Я вспомнил о клетке и о Нэте, делающем клетку. Мне очень хотелось, чтобы он окончил её до ночи и чтобы птица в ней поселилась. Я вышел к Нэту, оставив птицу.
Я около Нэта, подходит мать, и по лицу её видно, что она недовольна мной. И понятно почему — я до сих пор не пошел к молитве. Трудно мне было оторваться от клетки, но я все-таки пошел. А то ведь скажет мать, что нет в этом мальчике страха Божьего, и рассердится на мою птицу.
3Как только вошел я в дом молитвы, обступили меня мальчики, стали расспрашивать, почему я ушел из хедера, а ушел-то я, никому не сказав ни слова. Рассказал я им о птице и о клетке, которую Нэт, жених служанки нашей, мастерит для птицы.
Выслушали они и говорят:
— Пойдем к тебе, посмотрим на птицу, погладим её крылья.
Я отвечаю им:
— Хотите увидеть птицу, приходите завтра, а не сегодня.

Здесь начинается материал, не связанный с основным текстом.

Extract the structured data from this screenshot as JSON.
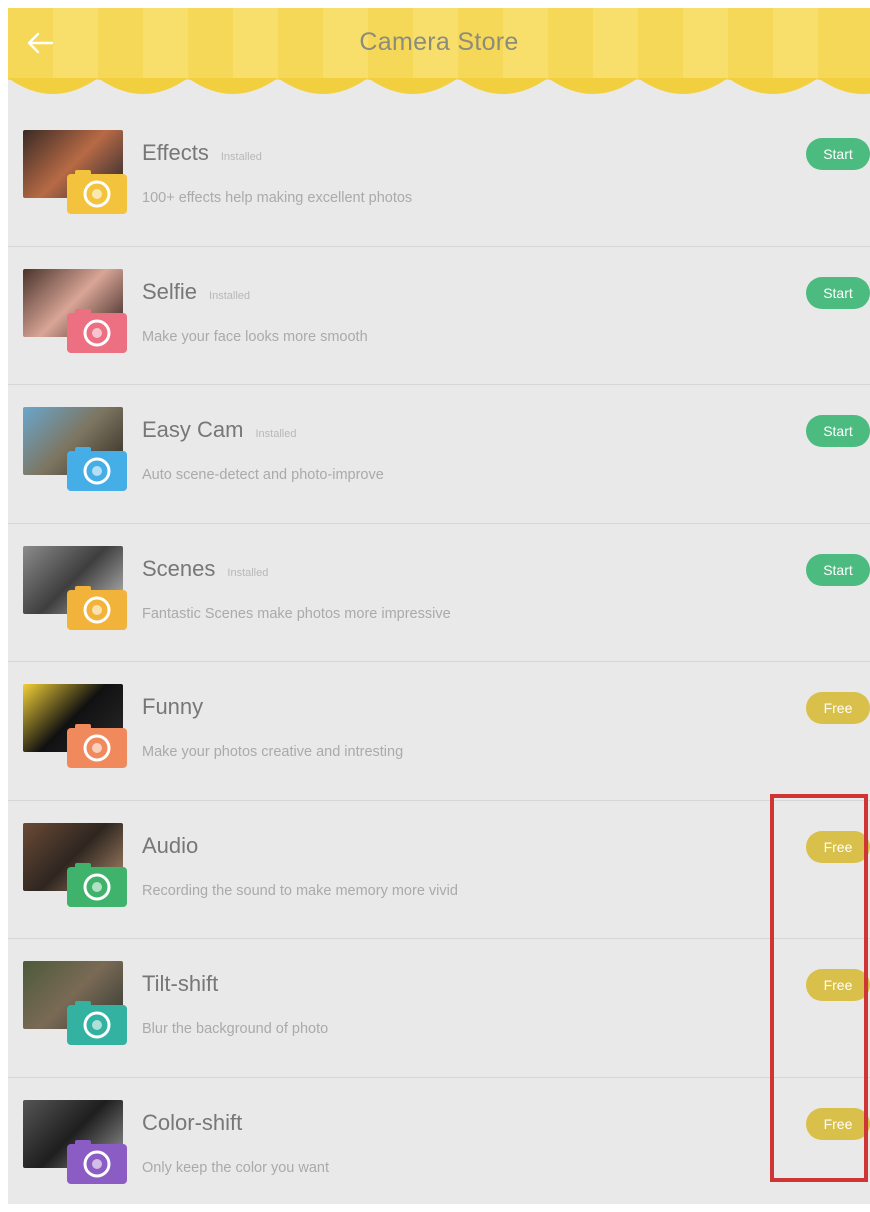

Она спит, вы её разбудите.
Они все разом загомонили:
— Нет у него никакой птицы! Он все навыдумывал! Не верьте ему! Он лжец!
Тогда я взял в руки цицит — кисти моего малого талита, чтобы они свидетельствовали о моей правдивости, и сказал:
— Сейчас увидите, истинны ли мои слова! — и поцеловал цицит…
— Один шартили[183] лучше целой стаи птиц, — изрек кто-то из мальчиков с таким видом, словно шартили обитает в его доме.
Все они завидовали мне, потому что у меня есть птица, и из зависти сказали:
— Откуда мы знаем, годны ли твои цицит! — и принялись проверять мои цицит[184]. Они тянули их с такой силой, что одна из кистей оборвалась. Я положил её в молитвенник.